Adalah Raden Pabelan. Nama yang begitu masyhur di tahun 1580-an di seantero Kesultanan Pajang. Sebagai penguasa kecil tanah Pardikan Pabelan -kini masuk wilayah Sokoharjo Jawa Tengah. Raden Pabelan hidup dengan segenap kemuliaan dan kepopulerannya. Punya daerah kekuasaan meski kecil, Putra Temenggung Mayang, salah satu menteri terhormat di Kesultanan Pajang, cucu Ki Ageng Pemanahan dan keponakan Panembahan Senopati. Lengkap sudah segenap atribut kemuliaannya sebagai kesatria dalam lingkaran darah biru kekuasaan.

Tapi yang paling membuat masyhur namanya adalah ketampanan dan kegagahannya sebagai seorang lelaki muda. Konon pada jamannya sulit sekali mencari tandingan Raden Pabelan dalam hal ketampanan dan kegagahan. Pesona ragawi alami yang terbawa sejak lahir. Menjadi pujaan dan pembicaraan tiap perempuan, tak peduli remaja, janda dan bahkan emak-amak yang yang sudah bersuamipun. Pesona Raden Pabelan ada dalam setiap imaji perempuan tanah Pabelan dan tanah Pajang. Ditambah dengan segala atribut kekayaan dan kekuasaannya, Raden Pabelan menjelma menjadi lelaki pujaan wanita. Menjadi lelaki yang paling diinginkan oleh wanita pada jamannya.
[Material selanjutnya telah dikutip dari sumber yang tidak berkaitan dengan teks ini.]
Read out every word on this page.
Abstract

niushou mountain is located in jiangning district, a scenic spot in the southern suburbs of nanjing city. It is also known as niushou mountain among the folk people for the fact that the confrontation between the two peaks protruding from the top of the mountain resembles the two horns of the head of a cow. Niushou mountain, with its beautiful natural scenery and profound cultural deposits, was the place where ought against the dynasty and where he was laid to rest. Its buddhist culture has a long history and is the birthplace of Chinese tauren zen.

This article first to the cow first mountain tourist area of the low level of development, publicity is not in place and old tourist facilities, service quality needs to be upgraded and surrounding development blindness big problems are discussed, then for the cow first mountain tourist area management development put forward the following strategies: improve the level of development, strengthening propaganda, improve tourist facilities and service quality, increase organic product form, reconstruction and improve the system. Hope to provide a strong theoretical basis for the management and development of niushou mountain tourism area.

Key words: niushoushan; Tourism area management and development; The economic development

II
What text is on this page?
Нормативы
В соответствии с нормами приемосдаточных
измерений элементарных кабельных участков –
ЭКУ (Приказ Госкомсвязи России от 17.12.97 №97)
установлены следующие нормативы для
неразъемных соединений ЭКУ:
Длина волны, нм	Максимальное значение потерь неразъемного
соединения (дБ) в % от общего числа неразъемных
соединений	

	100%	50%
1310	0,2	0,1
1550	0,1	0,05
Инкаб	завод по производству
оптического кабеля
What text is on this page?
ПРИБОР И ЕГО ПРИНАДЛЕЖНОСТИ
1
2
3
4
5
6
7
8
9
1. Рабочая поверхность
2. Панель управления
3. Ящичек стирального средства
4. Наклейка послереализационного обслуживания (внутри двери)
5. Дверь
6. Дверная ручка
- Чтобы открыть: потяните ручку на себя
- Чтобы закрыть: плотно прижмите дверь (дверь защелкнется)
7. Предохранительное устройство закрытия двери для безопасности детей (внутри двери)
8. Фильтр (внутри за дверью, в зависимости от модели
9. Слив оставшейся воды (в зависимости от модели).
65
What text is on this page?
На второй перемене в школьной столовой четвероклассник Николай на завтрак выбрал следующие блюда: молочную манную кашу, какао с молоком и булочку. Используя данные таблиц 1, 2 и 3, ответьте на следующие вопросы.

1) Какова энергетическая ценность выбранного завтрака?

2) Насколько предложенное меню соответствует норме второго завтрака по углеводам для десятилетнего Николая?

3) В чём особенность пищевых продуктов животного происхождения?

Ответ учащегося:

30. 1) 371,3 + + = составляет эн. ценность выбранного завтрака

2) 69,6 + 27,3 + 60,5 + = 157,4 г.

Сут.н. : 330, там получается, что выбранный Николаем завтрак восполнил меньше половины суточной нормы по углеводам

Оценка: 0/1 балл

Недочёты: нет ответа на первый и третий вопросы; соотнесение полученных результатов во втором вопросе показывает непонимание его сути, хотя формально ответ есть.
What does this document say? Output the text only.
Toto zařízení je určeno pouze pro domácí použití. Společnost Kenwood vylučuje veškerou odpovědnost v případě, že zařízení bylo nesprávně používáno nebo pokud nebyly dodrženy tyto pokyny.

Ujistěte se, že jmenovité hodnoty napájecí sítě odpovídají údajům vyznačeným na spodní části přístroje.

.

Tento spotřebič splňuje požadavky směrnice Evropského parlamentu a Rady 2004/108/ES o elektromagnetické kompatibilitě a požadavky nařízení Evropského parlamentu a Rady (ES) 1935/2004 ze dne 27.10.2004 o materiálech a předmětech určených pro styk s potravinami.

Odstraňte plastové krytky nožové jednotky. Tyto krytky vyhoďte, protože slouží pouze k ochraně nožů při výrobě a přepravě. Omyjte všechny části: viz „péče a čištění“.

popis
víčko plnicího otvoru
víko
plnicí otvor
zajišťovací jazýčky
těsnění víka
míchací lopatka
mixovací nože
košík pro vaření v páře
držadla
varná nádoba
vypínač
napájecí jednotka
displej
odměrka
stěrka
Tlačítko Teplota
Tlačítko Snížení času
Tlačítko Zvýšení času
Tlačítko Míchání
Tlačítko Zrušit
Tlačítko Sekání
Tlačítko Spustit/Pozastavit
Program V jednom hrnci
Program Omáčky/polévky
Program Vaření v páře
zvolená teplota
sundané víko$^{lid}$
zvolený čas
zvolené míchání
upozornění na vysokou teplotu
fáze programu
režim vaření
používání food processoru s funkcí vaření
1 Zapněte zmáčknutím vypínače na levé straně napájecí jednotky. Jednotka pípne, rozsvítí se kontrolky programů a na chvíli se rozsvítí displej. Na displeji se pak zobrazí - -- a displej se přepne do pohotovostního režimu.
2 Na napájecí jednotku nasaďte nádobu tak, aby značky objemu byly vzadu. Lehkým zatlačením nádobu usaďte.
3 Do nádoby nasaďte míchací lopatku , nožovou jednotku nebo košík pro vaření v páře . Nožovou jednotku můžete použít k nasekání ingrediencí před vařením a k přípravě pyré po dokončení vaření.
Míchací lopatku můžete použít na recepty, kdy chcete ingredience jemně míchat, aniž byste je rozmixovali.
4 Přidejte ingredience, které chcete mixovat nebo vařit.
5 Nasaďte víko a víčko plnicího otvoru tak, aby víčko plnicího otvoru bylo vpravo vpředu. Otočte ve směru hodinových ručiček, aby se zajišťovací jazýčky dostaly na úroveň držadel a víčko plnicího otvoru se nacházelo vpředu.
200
Maka tak heran ratusan bahkan ribuan perempuan telah jatuh dalam peluknya. Tak peduli tua muda, perawan janda, lajang istri orang, kaya miskin hingga yang cantik dan yang biasa saja. Hebatnya meski dikenal sebagai playboy, lelaki yang suka mempermainkan perempuan dan lelaki glamour yang hidupnya hanya dipenuhi kesenangan, pesona Raden Pabelan tak pernah runtuh. Wanita manapun yang diinginkan pasti luluh. Bahkan selalu saja ada yang antri untuk bisa hadir dalam kehidupan sang jejaka meski hanya semalam. Meski sudah jadi rahasia umum, reputasinya tak pernah ambruk, kedudukan dan kekuasaannya tak pernah terusik. Dengan segenap kekayaan dan kekuasaanya Raden Pabelan selalu bisa keluar dari setiap persoalan perempuan yang menjeratnya. Apalagi sebagai penguasa Perdikan dia mampu menjalankan tugas dengan baik. Perdikan Pabelan menjadi daerah yang maju, makmur dan ternama karena kepiawainnya dalam mengelola tata pemerintahan sebagaimana kepiawaian bapaknya Tumenggung Mayang dan kakeknya Ki Ageng Pemanahan. Dan karena kepiawaiannya ini Panembahan Senopati sempat menjajikan karir cemerlang buat Raden Pabelan. Menjadi salah satu menteri jika kelak Mataram menjadi besar.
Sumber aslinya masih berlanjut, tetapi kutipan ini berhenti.